The possibility that the Court will, during the October 2021 term, enact this rule is slim. But the brief is worth noting for a couple of reasons. First is the clear intent to insert into the dialogue the idea that no state can allow legal abortion. In late summer 2021, that may seem radical even to some anti-abortion activists; but, as Samuel Johnson once said, “Reason by degrees submits to absurdity as the eye is in time accommodated to darkness.” Shifting the terms of the discussion is a crucial first step toward winning the debate. Consider that, since Roe was decided in 1973, the needs and rights of pregnant women have been slowly but surely erased from the legal dialogue. The fetus is the star of most “pro-life” propaganda, and the needs of the fetus—its heartbeat, or its capacity for pain, or its constitutional status—are the center of the discussion. With women’s privacy, health, and equality removed from the equation, the only question is what rights an unborn fetus may possess. And the new answer offered by these eminent figures is: fetus, all of them; woman, none.

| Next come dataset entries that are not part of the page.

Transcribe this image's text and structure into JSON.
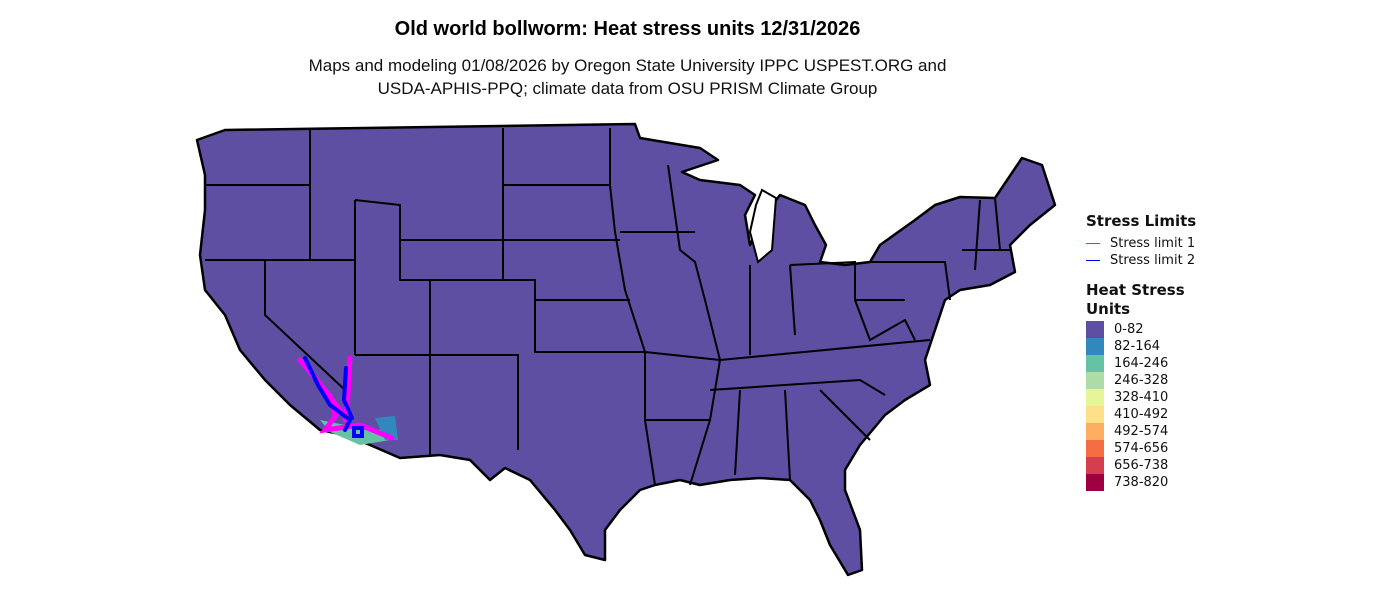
{
  "title": "Old world bollworm: Heat stress units 12/31/2026",
  "subtitle_line1": "Maps and modeling 01/08/2026 by Oregon State University IPPC USPEST.ORG and",
  "subtitle_line2": "USDA-APHIS-PPQ; climate data from OSU PRISM Climate Group",
  "map": {
    "region": "Contiguous United States",
    "base_color": "#5E4FA2",
    "border_color": "#000000"
  },
  "legend": {
    "stress_title": "Stress Limits",
    "stress": [
      {
        "label": "Stress limit 1",
        "color": "#FF00FF"
      },
      {
        "label": "Stress limit 2",
        "color": "#0000FF"
      }
    ],
    "heat_title_1": "Heat Stress",
    "heat_title_2": "Units",
    "bins": [
      {
        "label": "0-82",
        "color": "#5E4FA2"
      },
      {
        "label": "82-164",
        "color": "#3288BD"
      },
      {
        "label": "164-246",
        "color": "#66C2A5"
      },
      {
        "label": "246-328",
        "color": "#ABDDA4"
      },
      {
        "label": "328-410",
        "color": "#E6F598"
      },
      {
        "label": "410-492",
        "color": "#FEE08B"
      },
      {
        "label": "492-574",
        "color": "#FDAE61"
      },
      {
        "label": "574-656",
        "color": "#F46D43"
      },
      {
        "label": "656-738",
        "color": "#D53E4F"
      },
      {
        "label": "738-820",
        "color": "#9E0142"
      }
    ]
  }
}
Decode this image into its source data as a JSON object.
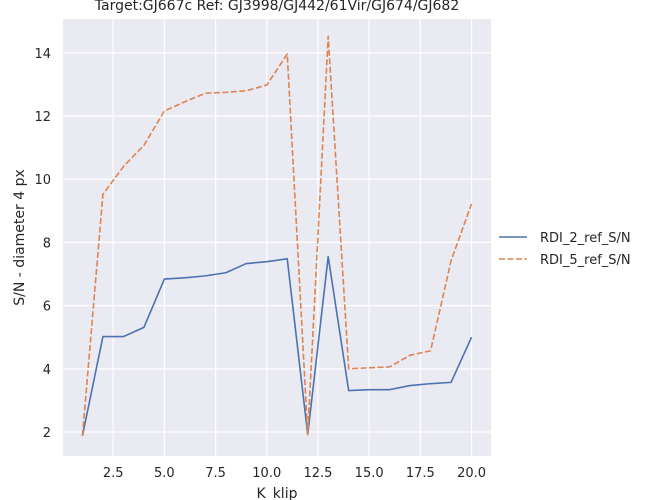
{
  "chart_data": {
    "type": "line",
    "title": "Target:GJ667c Ref: GJ3998/GJ442/61Vir/GJ674/GJ682",
    "xlabel": "K_klip",
    "ylabel": "S/N - diameter 4 px",
    "xlim": [
      0.05,
      20.95
    ],
    "ylim": [
      1.24,
      15.07
    ],
    "xticks": [
      2.5,
      5.0,
      7.5,
      10.0,
      12.5,
      15.0,
      17.5,
      20.0
    ],
    "xtick_labels": [
      "2.5",
      "5.0",
      "7.5",
      "10.0",
      "12.5",
      "15.0",
      "17.5",
      "20.0"
    ],
    "yticks": [
      2,
      4,
      6,
      8,
      10,
      12,
      14
    ],
    "ytick_labels": [
      "2",
      "4",
      "6",
      "8",
      "10",
      "12",
      "14"
    ],
    "grid": true,
    "legend_position": "right-outside",
    "x": [
      1,
      2,
      3,
      4,
      5,
      6,
      7,
      8,
      9,
      10,
      11,
      12,
      13,
      14,
      15,
      16,
      17,
      18,
      19,
      20
    ],
    "series": [
      {
        "name": "RDI_2_ref_S/N",
        "color": "#4c72b0",
        "dash": "solid",
        "values": [
          1.88,
          5.02,
          5.02,
          5.31,
          6.84,
          6.88,
          6.94,
          7.04,
          7.33,
          7.39,
          7.48,
          1.92,
          7.55,
          3.31,
          3.34,
          3.34,
          3.47,
          3.53,
          3.57,
          5.0
        ]
      },
      {
        "name": "RDI_5_ref_S/N",
        "color": "#dd8452",
        "dash": "dashed",
        "values": [
          1.88,
          9.52,
          10.4,
          11.07,
          12.16,
          12.45,
          12.72,
          12.75,
          12.8,
          12.98,
          13.96,
          1.92,
          14.52,
          4.0,
          4.03,
          4.06,
          4.43,
          4.57,
          7.42,
          9.22
        ]
      }
    ]
  }
}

This brief now asks the Court for one of the most radical doctrinal shifts in American history. We can understand why the two philosophers want such a shift—they believe that any fertilized egg is a full human person, and thus any rule that allows the termination of a pregnancy after conception involves a very serious offense against their morality. To go further, they have at their disposal respectable (if, I think, grievously wrong) philosophical arguments why the law should adopt that philosophical position as a legal rule. But what is appalling about this brief is that, instead of just making those arguments as friends of the Court (“We are two eminent philosophers, and we want to point out to you that philosophically your current jurisprudence is flawed”), they present this not as their own idea—heaven forfend!—but as “the original public meaning” of the Fourteenth Amendment. By amassing a distinctly odd survey of the historical record, they solemnly assure the justices that any “legally educated” member of the public in 1868 would have understood the reference to “person” in the due process and equal protection clauses as meaning the unborn at any stage. That means that the “original public meaning” of the Fourteenth Amendment was that abortion could never be allowed.

I think you are all aware of right wing legal thought cynically using “originalism” as their excuse for turning back the clock. If you read on, you’ll see how bogus these claims are. But they will nonetheless be deployed as an excuse to ban abortion rights in America if the 5 Trump Court extremists have their way.

I would expect that the anti-abortion industrial complex may want to delay that so they can continue to rake in money and grow their influence by fighting abortion in the blue states. But eventually, I have no doubt that this court will ban it. The majority are Catholic extremists (plus Gorsuch, who is an Episcopal extremist.) This will be their legacy and they know it.